Anytime I plan something good for candidates, they destroy it. 2014, we planned to write two mocks; then, they would stay in school throughout; they destroyed it. This year, I have planned something; the teachers have agreed; now, you have destroyed it,” the distraught-looking headmaster said.
At that point his speech was interjected by long murmurs from the crowd, with one saddened-looking girl heard saying in a deep whisper, “Blame the Senior Housemaster, not us”.
After the murmurs had faded away, the headmaster dropped a bombshell that left more vinegar in many mouths.
“You have agreed that you will live in peace. But the damage that has been caused you must be ready to pay. That one, there is nothing you can do about it. You will pay for every damage that you have caused. And we are giving you from now up to Sunday, you must be able to get us those who have caused that damage. You must secretly do that for us; if not, all of you will be held [liable]. We will hope that the night be peaceful for us,” he stated.
A Replay of 2014 Death and Destruction
Friday’s upheaval is a near-replay of a turbulence that rocked the school early in December, 2014, after a business student, Emmanuel Bawa, died whilst a senior housemaster reportedly was chasing some students to join a morning assembly.
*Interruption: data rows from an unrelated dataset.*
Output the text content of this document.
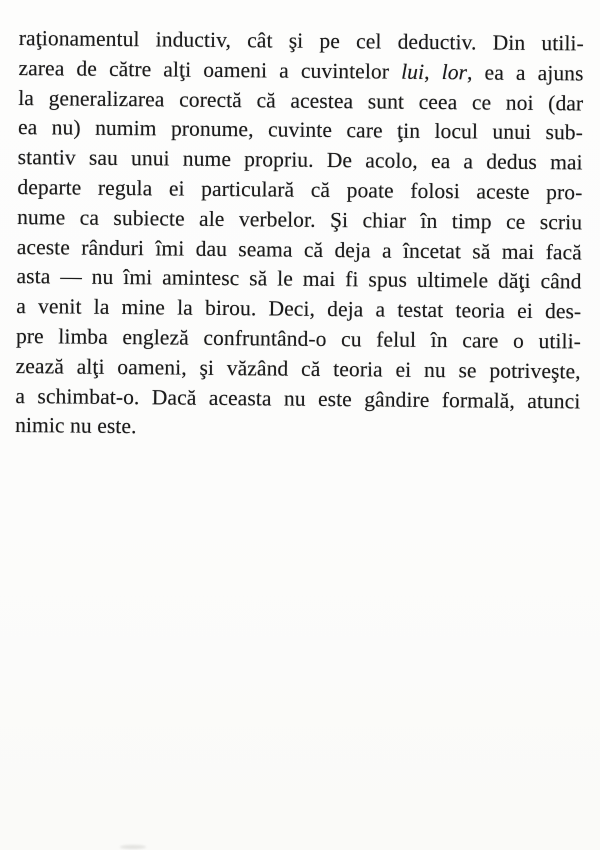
raţionamentul inductiv, cât şi pe cel deductiv. Din utili-
zarea de către alţi oameni a cuvintelor lui, lor, ea a ajuns
la generalizarea corectă că acestea sunt ceea ce noi (dar
ea nu) numim pronume, cuvinte care ţin locul unui sub-
stantiv sau unui nume propriu. De acolo, ea a dedus mai
departe regula ei particulară că poate folosi aceste pro-
nume ca subiecte ale verbelor. Şi chiar în timp ce scriu
aceste rânduri îmi dau seama că deja a încetat să mai facă
asta — nu îmi amintesc să le mai fi spus ultimele dăţi când
a venit la mine la birou. Deci, deja a testat teoria ei des-
pre limba engleză confruntând-o cu felul în care o utili-
zează alţi oameni, şi văzând că teoria ei nu se potriveşte,
a schimbat-o. Dacă aceasta nu este gândire formală, atunci
nimic nu este.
In the ensuing riot, a vehicle belonging to the senior housemaster was smashed, a shop owned by his wife vandalised and some teachers came under violent attacks. Five students were arrested for their involvement in the disturbances. The school was closed down temporarily. Authorities awarded costs against students for the damage done to property. An autopsy report that surfaced two weeks later proved that the boy died of natural causes.
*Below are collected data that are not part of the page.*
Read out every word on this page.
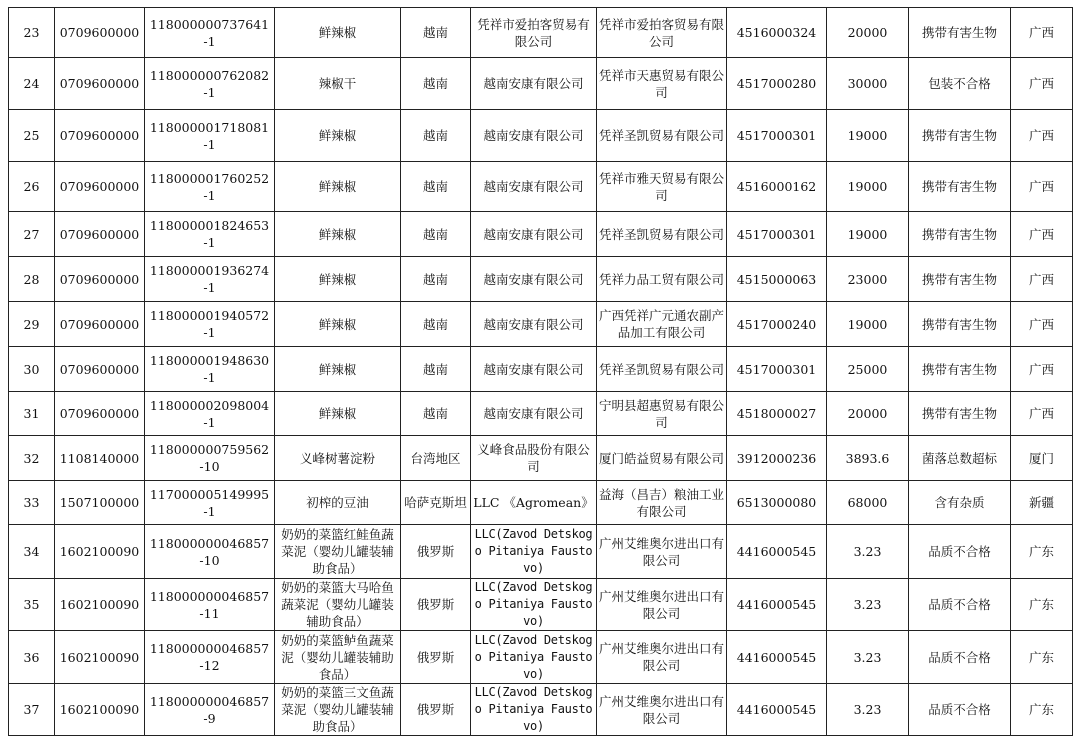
23	0709600000	118000000737641-1	鲜辣椒	越南	凭祥市爱拍客贸易有限公司	凭祥市爱拍客贸易有限公司	4516000324	20000	携带有害生物	广西
24	0709600000	118000000762082-1	辣椒干	越南	越南安康有限公司	凭祥市天惠贸易有限公司	4517000280	30000	包装不合格	广西
25	0709600000	118000001718081-1	鲜辣椒	越南	越南安康有限公司	凭祥圣凯贸易有限公司	4517000301	19000	携带有害生物	广西
26	0709600000	118000001760252-1	鲜辣椒	越南	越南安康有限公司	凭祥市雅天贸易有限公司	4516000162	19000	携带有害生物	广西
27	0709600000	118000001824653-1	鲜辣椒	越南	越南安康有限公司	凭祥圣凯贸易有限公司	4517000301	19000	携带有害生物	广西
28	0709600000	118000001936274-1	鲜辣椒	越南	越南安康有限公司	凭祥力品工贸有限公司	4515000063	23000	携带有害生物	广西
29	0709600000	118000001940572-1	鲜辣椒	越南	越南安康有限公司	广西凭祥广元通农副产品加工有限公司	4517000240	19000	携带有害生物	广西
30	0709600000	118000001948630-1	鲜辣椒	越南	越南安康有限公司	凭祥圣凯贸易有限公司	4517000301	25000	携带有害生物	广西
31	0709600000	118000002098004-1	鲜辣椒	越南	越南安康有限公司	宁明县超惠贸易有限公司	4518000027	20000	携带有害生物	广西
32	1108140000	118000000759562-10	义峰树薯淀粉	台湾地区	义峰食品股份有限公司	厦门皓益贸易有限公司	3912000236	3893.6	菌落总数超标	厦门
33	1507100000	117000005149995-1	初榨的豆油	哈萨克斯坦	LLC 《Agromean》	益海（昌吉）粮油工业有限公司	6513000080	68000	含有杂质	新疆
34	1602100090	118000000046857-10	奶奶的菜篮红鲑鱼蔬菜泥（婴幼儿罐装辅助食品）	俄罗斯	LLC(Zavod Detskogo Pitaniya Faustovo)	广州艾维奥尔进出口有限公司	4416000545	3.23	品质不合格	广东
35	1602100090	118000000046857-11	奶奶的菜篮大马哈鱼蔬菜泥（婴幼儿罐装辅助食品）	俄罗斯	LLC(Zavod Detskogo Pitaniya Faustovo)	广州艾维奥尔进出口有限公司	4416000545	3.23	品质不合格	广东
36	1602100090	118000000046857-12	奶奶的菜篮鲈鱼蔬菜泥（婴幼儿罐装辅助食品）	俄罗斯	LLC(Zavod Detskogo Pitaniya Faustovo)	广州艾维奥尔进出口有限公司	4416000545	3.23	品质不合格	广东
37	1602100090	118000000046857-9	奶奶的菜篮三文鱼蔬菜泥（婴幼儿罐装辅助食品）	俄罗斯	LLC(Zavod Detskogo Pitaniya Faustovo)	广州艾维奥尔进出口有限公司	4416000545	3.23	品质不合格	广东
As of the time Starr News was leaving the campus after the minister’s Friday evening meeting with the school’s topmost class, one of the smashed cars had been towed to “the police headquarters” and the remains of the student deposited at the “Regional Hospital’s morgue”. But despite the presence of soldiers and policemen on foot patrols on the campus, some teachers looked to have made a decision they did not intend to change— to spend the ‘unpredictable night’ far away from the campus.